Salil
Salil

Reputation: 1811

fork() behavior in linux

I was trying to understand forks, and tried following in C:

#include<stdio.h>
#include <unistd.h>

void forker()
{
    printf("%d: A\n",(int)getpid());
    fork();
    wait();
    printf("%d: B\n",(int)getpid());
    printf("%d: C\n",(int)getpid());
    fork();
    wait();
    printf("%d: D\n",(int)getpid());
}

int main(void)
{
    forker();
    return 0;
}

When I compiled and ran resultant a.out, here is what I observed:

> ./a.out
3560: A
3561: B
3561: C
3562: D
3561: D
3560: B
3560: C
3563: D
3560: D

However when I do the following:

> ./a.out > t.txt

something weird happens:

> cat t.txt
3564: A
3565: B
3565: C
3566: D
3564: A
3565: B
3565: C
3565: D
3564: A
3564: B
3564: C
3567: D
3564: A
3564: B
3564: C
3564: D

Can someone please explain this behavior? Why is the output different when it is redirected to a file?

I am using Ubuntu 10.10, gcc version 4.4.5.

Upvotes: 6

Views: 645

Answers (3)

Tudor
Tudor

Reputation: 62439

The problem is that the output of printf is passed through a library buffer before being sent to the file, which causes the strange behavior you mentioned. If you add a fflush(stdout) after each printf your output will be correct also inside the file.

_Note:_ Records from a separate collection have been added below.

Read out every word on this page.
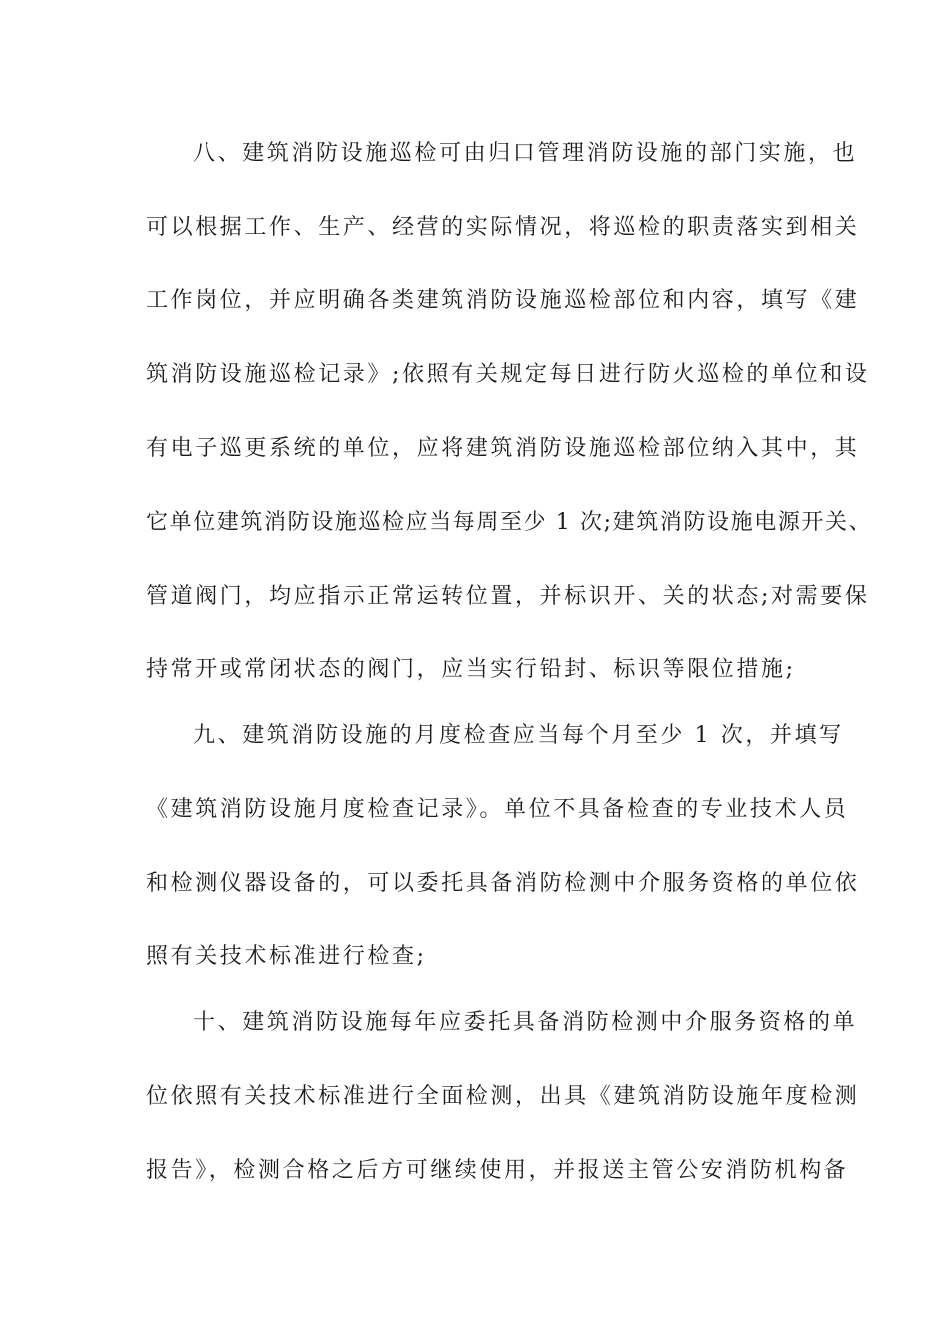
八、建筑消防设施巡检可由归口管理消防设施的部门实施，也
可以根据工作、生产、经营的实际情况，将巡检的职责落实到相关
工作岗位，并应明确各类建筑消防设施巡检部位和内容，填写《建
筑消防设施巡检记录》;依照有关规定每日进行防火巡检的单位和设
有电子巡更系统的单位，应将建筑消防设施巡检部位纳入其中，其
它单位建筑消防设施巡检应当每周至少 1 次;建筑消防设施电源开关、
管道阀门，均应指示正常运转位置，并标识开、关的状态;对需要保
持常开或常闭状态的阀门，应当实行铅封、标识等限位措施;
九、建筑消防设施的月度检查应当每个月至少 1 次，并填写
《建筑消防设施月度检查记录》。单位不具备检查的专业技术人员
和检测仪器设备的，可以委托具备消防检测中介服务资格的单位依
照有关技术标准进行检查;
十、建筑消防设施每年应委托具备消防检测中介服务资格的单
位依照有关技术标准进行全面检测，出具《建筑消防设施年度检测
报告》，检测合格之后方可继续使用，并报送主管公安消防机构备
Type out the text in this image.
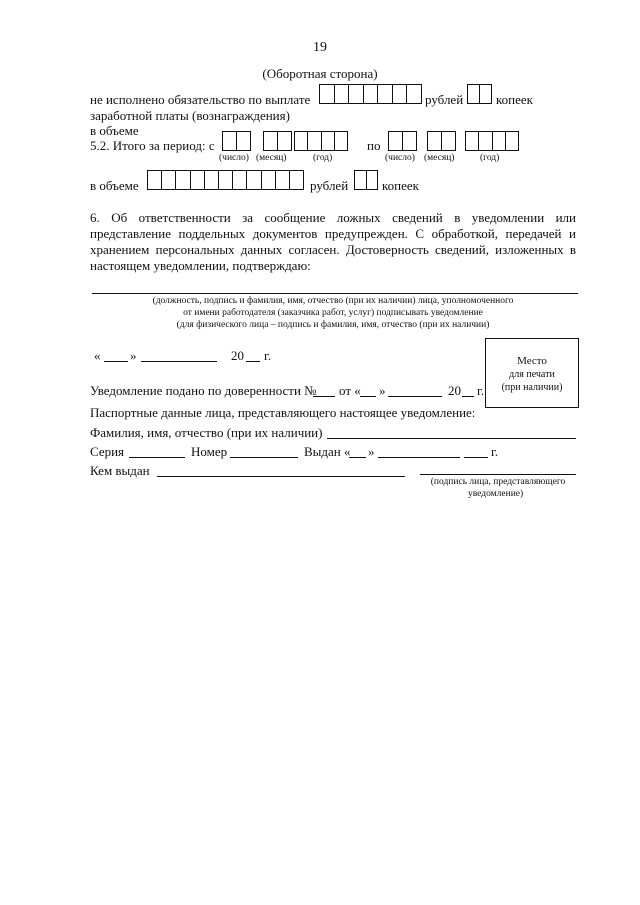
19
(Оборотная сторона)
не исполнено обязательство по выплате	рублей	копеек
заработной платы (вознаграждения)
в объеме
5.2. Итого за период: с	по
(число) (месяц)	(год)	(число) (месяц)	(год)
в объеме	рублей	копеек
6. Об ответственности за сообщение ложных сведений в уведомлении или представление поддельных документов предупрежден. С обработкой, передачей и хранением персональных данных согласен. Достоверность сведений, изложенных в настоящем уведомлении, подтверждаю:
(должность, подпись и фамилия, имя, отчество (при их наличии) лица, уполномоченного
от имени работодателя (заказчика работ, услуг) подписывать уведомление
(для физического лица – подпись и фамилия, имя, отчество (при их наличии)
« »	20 г.	Место
для печати
(при наличии)
Уведомление подано по доверенности № от « »	20 г.
Паспортные данные лица, представляющего настоящее уведомление:
Фамилия, имя, отчество (при их наличии)
Серия	Номер	Выдан « »	г.
Кем выдан
(подпись лица, представляющего
уведомление)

You can read more about this here: http://www.pixelbeat.org/programming/stdio_buffering/

Upvotes: 3

calandoa
calandoa

Reputation: 6137

The other answers do not exactly describe what is happening, and I had to think a bit more to understand. So, in the second case (output buffered because of file redirection), and by using 1,2,3 and 4 instead of 3564, 3565, 3566 and 3567:

  • process 1 prints "A:1" in its internal stdout buffer;
  • process 1 forks and process 2 is created, this creation implies the copy of the internal stdout buffer which is still not printed;
  • process 1 prints "B:1" and "C:1" in its internal stdout buffer, process 2 "B:2" and "C:2";
  • both processes fork (in your case 1->4 and 2->3, but it could have been different), duplicating both internal buffers;
  • All 4 processes prints the D line in their buffers, then exit.

At this point, the contents of the 4 internal stdout buffers are:

- process 1:
    A:1
    B:1
    C:1
    D:1
- process 2:
    A:1
    B:2
    C:2
    D:2
- process 3:
    A:1
    B:2
    C:2
    D:3
- process 4:
    A:1
    B:1
    C:1
    D:4
  • Finally, the 4 buffers are printed in non deterministic order. In your case, the order was 3, 2, 4, 1.

This behavior is not happening when stdout is the shell, or with fflush(), because the stdout buffer is dumped before each fork(), so only empty buffers are duplicated.

Upvotes: 2

mah
mah

Reputation: 39797

The reason this happens is data buffering. At the time of the fork(), in the case of directing to a file, your output has not been flushed yet... so both the parent and the child now have outstanding output buffers.

Put a call to fflush(stdout); before each fork(); to resolve this.